They were mostly canaille, who had gathered during the fight, and had viewed all that passed from the farther side of the railings. While some snarled and raged at me like wolves, calling me ‘Butcher!’ and ‘Cut-throat!’ and the like, or cried out that Berault was at his trade again, others threatened me with the vengeance of the Cardinal, flung the edict in my teeth, and said with glee that the guard were coming—they would see me hanged yet.
‘His blood is on your head!’ one cried furiously. ‘He will be dead in an hour.
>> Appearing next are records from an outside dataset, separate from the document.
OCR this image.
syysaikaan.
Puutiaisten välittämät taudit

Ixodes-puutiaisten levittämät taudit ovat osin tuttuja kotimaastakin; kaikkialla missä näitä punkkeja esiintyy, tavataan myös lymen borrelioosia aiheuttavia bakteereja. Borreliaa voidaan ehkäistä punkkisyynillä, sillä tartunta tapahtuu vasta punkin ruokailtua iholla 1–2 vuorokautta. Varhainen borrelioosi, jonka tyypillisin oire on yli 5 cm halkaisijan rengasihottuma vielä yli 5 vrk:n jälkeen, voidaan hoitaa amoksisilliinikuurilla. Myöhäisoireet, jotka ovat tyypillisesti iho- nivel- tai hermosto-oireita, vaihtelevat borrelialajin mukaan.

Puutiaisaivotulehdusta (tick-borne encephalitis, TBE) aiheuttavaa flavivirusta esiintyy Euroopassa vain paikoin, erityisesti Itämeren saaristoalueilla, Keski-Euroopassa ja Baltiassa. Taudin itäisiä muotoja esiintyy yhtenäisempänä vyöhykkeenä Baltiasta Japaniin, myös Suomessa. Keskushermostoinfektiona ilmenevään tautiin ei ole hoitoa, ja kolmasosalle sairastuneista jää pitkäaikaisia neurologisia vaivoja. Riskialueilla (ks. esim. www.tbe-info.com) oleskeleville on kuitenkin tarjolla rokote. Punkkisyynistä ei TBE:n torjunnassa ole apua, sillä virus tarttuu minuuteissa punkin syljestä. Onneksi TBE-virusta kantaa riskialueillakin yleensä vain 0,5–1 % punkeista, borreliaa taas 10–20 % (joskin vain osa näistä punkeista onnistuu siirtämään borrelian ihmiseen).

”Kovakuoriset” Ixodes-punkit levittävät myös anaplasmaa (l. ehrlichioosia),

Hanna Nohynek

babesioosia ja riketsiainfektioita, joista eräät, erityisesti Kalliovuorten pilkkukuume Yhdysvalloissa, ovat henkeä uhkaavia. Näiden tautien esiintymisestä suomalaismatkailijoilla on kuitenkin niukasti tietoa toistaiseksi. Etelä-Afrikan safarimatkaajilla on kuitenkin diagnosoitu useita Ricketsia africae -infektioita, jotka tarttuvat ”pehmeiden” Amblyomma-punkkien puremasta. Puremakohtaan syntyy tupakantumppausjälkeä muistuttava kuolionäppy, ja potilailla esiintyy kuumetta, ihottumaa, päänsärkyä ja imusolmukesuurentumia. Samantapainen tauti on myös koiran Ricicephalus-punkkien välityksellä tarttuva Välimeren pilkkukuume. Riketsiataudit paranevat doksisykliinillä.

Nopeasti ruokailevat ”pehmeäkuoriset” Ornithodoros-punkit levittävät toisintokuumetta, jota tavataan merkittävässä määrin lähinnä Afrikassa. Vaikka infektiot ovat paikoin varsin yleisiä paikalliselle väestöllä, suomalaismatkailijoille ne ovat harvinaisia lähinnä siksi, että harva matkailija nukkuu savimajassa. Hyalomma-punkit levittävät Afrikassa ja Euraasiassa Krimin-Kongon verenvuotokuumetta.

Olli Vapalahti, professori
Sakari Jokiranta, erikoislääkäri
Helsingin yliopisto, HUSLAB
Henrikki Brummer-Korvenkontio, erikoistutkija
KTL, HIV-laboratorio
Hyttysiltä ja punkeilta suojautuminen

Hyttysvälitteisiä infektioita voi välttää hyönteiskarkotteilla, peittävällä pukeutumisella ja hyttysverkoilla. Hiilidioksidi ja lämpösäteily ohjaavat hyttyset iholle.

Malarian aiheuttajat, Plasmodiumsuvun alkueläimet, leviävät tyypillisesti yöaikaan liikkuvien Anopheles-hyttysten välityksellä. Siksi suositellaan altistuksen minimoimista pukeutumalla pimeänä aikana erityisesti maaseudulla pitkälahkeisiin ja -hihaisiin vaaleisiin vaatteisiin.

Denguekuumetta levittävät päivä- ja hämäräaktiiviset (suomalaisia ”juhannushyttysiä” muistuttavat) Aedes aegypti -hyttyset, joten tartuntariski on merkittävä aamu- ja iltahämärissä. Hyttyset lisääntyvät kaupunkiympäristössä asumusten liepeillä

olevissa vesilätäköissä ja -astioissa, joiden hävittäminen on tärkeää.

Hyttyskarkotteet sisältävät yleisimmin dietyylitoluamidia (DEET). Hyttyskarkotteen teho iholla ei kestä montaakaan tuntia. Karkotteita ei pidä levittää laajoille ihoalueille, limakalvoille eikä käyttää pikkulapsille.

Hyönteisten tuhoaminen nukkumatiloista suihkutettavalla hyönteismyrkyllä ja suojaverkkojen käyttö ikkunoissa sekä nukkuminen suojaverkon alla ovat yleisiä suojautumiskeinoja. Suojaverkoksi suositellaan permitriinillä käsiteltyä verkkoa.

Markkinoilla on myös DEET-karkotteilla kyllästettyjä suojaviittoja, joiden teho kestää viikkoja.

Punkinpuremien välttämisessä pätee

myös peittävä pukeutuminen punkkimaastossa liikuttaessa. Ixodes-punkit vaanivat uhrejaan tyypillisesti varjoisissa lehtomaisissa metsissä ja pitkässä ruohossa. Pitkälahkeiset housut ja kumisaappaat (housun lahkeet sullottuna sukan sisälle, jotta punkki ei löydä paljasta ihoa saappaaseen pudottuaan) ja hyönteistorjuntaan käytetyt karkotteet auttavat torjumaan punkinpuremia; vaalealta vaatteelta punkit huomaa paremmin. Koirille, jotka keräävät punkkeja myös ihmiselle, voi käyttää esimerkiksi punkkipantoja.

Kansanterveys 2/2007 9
And you will swing for him! Hurrah!’
‘Begone to your kennel!’ I answered, with a look which sent him a yard backwards, though the railings were between us. And I wiped my blade carefully, standing a little apart. For—well, I could understand it—it was one of those moments when a man is not popular. Those who had come with me from the eating-house eyed me askance, and turned their backs when I drew nearer; and those who had joined us and obtained admission were scarcely more polite.
But I was not to be outdone in sangfroid. I cocked my hat, and drawing my cloak over my shoulders, went out with a swagger which drove the curs from the gate before I came within a dozen paces of it. The rascals outside fell back as quickly, and in a moment I was in the street. Another moment and I should have been clear of the place and free to lie by for a while—when, without warning, a scurry took place round me. The crowd fled every way into the gloom, and in a hand-turn a dozen of the Cardinal’s guards closed round me.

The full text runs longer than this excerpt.